Same, the highest rpm my commute is 2,500. Carfax keeps sending me emails saying I have a recall that’s overdue. I always mark it completed and the monthly email preveals. And carfax says my last oil change was 120,000 miles ago, that another monthly I can’t stop either.
Is that a fact, or something you assume when a person posts that they have no statistically-significant change to report? It takes a good record of data to analyze whether any apparent change was statistically significant, and that's whether your result ends up being that it was or that it wasn't. But when it wasn't, often people will just say so and move on. The null hypothesis—no significant effect—is the one you need to show the work to reject if you think you have found an effect. It's the easiest thing in the world to think you have seen an effect when comparing years of baseline data to a month of new data since something you just changed. Next to arguments over 12 volt batteries, it's probably one of the top PriusChat pastimes.

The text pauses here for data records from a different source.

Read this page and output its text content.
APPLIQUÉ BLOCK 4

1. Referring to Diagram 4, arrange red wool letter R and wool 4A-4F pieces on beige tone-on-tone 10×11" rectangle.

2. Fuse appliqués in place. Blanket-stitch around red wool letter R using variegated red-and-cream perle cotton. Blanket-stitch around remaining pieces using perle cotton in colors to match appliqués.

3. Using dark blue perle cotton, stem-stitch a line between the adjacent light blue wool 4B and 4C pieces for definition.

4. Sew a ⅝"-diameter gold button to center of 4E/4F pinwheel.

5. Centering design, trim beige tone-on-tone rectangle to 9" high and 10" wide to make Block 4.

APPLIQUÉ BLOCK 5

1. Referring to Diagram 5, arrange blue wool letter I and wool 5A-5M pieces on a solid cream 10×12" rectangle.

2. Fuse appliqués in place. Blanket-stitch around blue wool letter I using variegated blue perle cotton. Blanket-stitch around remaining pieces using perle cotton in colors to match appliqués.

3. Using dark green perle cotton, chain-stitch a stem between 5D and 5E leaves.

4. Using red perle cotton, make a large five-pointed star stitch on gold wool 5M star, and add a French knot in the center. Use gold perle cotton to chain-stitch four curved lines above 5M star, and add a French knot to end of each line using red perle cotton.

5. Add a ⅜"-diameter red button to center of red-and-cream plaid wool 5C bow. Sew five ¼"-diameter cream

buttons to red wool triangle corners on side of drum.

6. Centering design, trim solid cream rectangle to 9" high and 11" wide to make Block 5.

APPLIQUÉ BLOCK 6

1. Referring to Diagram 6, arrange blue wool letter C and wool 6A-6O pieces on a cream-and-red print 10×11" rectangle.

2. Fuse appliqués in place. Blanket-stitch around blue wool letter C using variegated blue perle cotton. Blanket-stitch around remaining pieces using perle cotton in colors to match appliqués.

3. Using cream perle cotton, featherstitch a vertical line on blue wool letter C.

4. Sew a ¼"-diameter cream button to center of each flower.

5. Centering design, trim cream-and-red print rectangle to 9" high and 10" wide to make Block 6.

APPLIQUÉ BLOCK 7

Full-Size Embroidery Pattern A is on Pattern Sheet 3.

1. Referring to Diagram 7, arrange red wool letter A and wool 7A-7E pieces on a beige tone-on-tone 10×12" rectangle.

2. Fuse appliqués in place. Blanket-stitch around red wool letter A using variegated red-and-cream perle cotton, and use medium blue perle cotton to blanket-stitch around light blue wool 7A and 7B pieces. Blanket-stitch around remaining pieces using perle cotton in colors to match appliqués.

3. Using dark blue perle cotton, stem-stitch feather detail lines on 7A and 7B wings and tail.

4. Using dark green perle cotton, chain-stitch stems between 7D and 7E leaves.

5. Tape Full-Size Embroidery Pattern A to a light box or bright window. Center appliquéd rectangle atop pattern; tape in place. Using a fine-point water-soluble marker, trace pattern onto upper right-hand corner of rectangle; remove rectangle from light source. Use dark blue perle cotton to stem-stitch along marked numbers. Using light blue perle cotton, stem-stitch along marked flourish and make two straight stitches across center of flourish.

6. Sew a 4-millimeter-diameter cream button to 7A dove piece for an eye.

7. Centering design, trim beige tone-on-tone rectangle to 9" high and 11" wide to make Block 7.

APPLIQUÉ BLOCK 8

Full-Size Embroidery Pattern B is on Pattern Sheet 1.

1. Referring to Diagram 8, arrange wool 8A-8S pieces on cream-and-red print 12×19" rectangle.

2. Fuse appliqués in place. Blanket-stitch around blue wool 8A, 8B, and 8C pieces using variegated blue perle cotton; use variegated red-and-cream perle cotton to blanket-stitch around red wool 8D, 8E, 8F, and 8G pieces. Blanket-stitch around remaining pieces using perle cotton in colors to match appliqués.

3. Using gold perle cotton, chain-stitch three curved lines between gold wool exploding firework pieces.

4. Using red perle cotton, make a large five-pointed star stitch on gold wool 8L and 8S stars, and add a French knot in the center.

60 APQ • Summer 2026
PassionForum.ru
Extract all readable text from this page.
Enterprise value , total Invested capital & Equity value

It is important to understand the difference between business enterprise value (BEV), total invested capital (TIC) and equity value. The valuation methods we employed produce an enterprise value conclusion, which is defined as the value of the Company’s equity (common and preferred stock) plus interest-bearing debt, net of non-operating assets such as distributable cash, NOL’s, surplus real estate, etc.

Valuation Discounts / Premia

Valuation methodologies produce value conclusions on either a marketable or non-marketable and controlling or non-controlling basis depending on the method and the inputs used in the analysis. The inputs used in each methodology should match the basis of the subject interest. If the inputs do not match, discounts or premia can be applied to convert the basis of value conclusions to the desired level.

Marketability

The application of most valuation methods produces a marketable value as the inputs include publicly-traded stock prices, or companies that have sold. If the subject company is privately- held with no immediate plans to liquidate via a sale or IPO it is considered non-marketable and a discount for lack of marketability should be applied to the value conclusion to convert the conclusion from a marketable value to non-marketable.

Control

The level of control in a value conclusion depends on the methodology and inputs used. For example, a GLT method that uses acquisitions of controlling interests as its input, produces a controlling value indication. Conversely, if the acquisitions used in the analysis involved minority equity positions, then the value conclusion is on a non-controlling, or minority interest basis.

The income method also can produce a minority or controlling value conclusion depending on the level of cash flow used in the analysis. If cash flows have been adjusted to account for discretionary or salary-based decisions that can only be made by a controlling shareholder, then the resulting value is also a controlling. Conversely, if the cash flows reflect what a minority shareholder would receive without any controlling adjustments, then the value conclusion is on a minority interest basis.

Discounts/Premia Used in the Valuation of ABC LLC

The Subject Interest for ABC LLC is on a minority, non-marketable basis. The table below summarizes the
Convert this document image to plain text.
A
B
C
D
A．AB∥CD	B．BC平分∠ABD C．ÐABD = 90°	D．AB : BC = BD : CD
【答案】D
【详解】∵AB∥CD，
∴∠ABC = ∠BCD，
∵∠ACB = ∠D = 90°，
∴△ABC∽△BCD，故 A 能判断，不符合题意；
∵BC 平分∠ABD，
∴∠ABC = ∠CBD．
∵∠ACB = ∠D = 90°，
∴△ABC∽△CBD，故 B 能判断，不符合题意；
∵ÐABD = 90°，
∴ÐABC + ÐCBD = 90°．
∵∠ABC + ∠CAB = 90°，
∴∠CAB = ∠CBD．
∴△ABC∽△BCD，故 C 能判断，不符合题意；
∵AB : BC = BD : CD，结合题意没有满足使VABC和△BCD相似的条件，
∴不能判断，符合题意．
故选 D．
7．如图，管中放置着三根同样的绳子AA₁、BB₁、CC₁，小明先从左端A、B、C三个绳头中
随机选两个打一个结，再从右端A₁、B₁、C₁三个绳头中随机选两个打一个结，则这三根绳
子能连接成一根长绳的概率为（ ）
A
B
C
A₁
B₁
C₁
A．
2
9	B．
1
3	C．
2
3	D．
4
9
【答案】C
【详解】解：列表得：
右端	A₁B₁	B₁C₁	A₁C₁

According to tstream as of 2021 when I bought the thing completely updated it says my Prius has all the latest updates to the ECUs and I have all those updates in the big file on the CF-13 computer that came from the dealer so I guess I have it unless it's newer than that?
The TSB (second link given in #4) has the updated calibration ID numbers in it. You can compare what Techstream is showing you to those to be sure you're up to date.